The club has taken up a ‘no plastic’ campaign at Kodai hills in partnership with RC Kodaikanal and is providing financial aid to nursing students at the Van Allen Hospital there.
Empowering women by giving them vocational training is one of their key initiatives, said Jindal. “Every month we want to empower 100 women by providing them training in home-made products such as chocolate, cloth and paper bags, manure and pickle making,” he said. For TRF giving, the club had set the bar at $100,000 — $50,000 as a golden jubilee Endowment Fund and the balance for the GG project of setting up a five-machine dialysis unit at the Ayyappan Seva Samajam in Arakamedu village, Tiruvallur district. The club is a partner for a global grant to procure a mobile mammography clinic for which it will contribute ₹3 lakh and provide cancer care.
Go Green project
In partnership with the Indian Maritime University, the club is into a mega greening mission with a target to plant 50,000 saplings in and around Chennai. “We are creating a Miyawaki forest over 40 acres allotted to us at the IMU campus where we will plant over 2 lakh trees in the next three years,” said Jindal. The club runs two Orange Vision Centres at Tiruttani and Karnodai (Red Hills) and three more will come up this year at Santhome, Ponneri and Minjur.

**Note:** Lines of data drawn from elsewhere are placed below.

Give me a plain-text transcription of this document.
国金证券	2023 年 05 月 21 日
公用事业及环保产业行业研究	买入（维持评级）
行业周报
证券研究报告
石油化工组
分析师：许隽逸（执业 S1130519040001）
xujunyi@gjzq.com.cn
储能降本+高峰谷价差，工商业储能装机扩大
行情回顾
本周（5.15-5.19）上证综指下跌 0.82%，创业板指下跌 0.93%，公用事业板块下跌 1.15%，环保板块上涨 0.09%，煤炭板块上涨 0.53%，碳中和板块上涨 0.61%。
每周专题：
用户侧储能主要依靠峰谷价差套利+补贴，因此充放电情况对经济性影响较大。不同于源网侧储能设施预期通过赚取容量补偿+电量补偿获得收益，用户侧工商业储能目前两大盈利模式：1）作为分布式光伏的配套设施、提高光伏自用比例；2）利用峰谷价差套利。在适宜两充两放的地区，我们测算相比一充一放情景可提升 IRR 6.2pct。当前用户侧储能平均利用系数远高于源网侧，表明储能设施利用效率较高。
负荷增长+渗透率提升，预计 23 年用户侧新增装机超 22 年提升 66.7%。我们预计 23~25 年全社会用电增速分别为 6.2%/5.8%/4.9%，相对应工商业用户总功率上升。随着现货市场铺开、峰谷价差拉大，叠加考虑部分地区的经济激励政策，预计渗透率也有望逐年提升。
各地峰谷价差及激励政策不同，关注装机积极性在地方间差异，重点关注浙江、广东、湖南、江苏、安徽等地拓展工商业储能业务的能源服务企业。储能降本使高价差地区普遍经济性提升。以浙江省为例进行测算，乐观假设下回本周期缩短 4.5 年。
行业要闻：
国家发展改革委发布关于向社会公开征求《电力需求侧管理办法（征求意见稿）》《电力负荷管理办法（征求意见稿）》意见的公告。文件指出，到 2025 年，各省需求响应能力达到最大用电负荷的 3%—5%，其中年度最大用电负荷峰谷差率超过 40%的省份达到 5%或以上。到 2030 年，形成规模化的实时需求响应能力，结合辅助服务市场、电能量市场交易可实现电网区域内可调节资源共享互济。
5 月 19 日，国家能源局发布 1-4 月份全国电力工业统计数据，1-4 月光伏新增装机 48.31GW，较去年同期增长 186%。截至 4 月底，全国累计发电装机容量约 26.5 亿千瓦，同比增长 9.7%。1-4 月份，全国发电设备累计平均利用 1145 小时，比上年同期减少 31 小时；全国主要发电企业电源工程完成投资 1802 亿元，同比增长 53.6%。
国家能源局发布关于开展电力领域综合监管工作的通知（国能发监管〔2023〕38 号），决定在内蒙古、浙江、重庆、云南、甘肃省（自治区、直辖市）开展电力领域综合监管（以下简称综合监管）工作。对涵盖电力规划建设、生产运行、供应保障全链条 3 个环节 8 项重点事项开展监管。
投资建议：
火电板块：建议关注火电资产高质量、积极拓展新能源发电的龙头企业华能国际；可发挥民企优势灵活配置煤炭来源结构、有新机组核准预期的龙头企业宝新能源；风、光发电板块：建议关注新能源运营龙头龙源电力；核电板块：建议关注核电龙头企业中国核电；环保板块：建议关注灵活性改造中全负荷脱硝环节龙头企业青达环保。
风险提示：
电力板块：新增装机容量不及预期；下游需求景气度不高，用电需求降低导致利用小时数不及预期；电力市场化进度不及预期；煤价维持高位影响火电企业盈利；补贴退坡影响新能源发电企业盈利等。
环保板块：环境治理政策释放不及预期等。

District Rotary Foundation chairman M Ambalavanan and Ann Geetha were felicitated by Mehta for becoming AKS members. Recalling his stint as club president in 2016–17, Ambalavanan said completing three GG projects brought “pride and prestige to the club”. “From there on, we are able to get global donors and TRF funds for our projects. This cemented my conviction and strengthened my resolve to give more to the Foundation. Rotary has brought transformational changes in society, and transcendental changes in ourselves. We can feel the magic,” he said.
RC Madras president Mohan Raman said his club will be setting up a tailoring centre jointly with RC Madras Midtown. “The staff at our centres at Selaiyur and Rotary Nagar, Triplicane, will train the instructors at the newly set-up vocational centre. We will donate sewing machines worth ₹2.5 lakh for the project.” A coffee table book Touching lives, a Madras Midtown journey curated by past president Usha Kumar was released by Mehta. Event chair Jaishankar Unithan also spoke.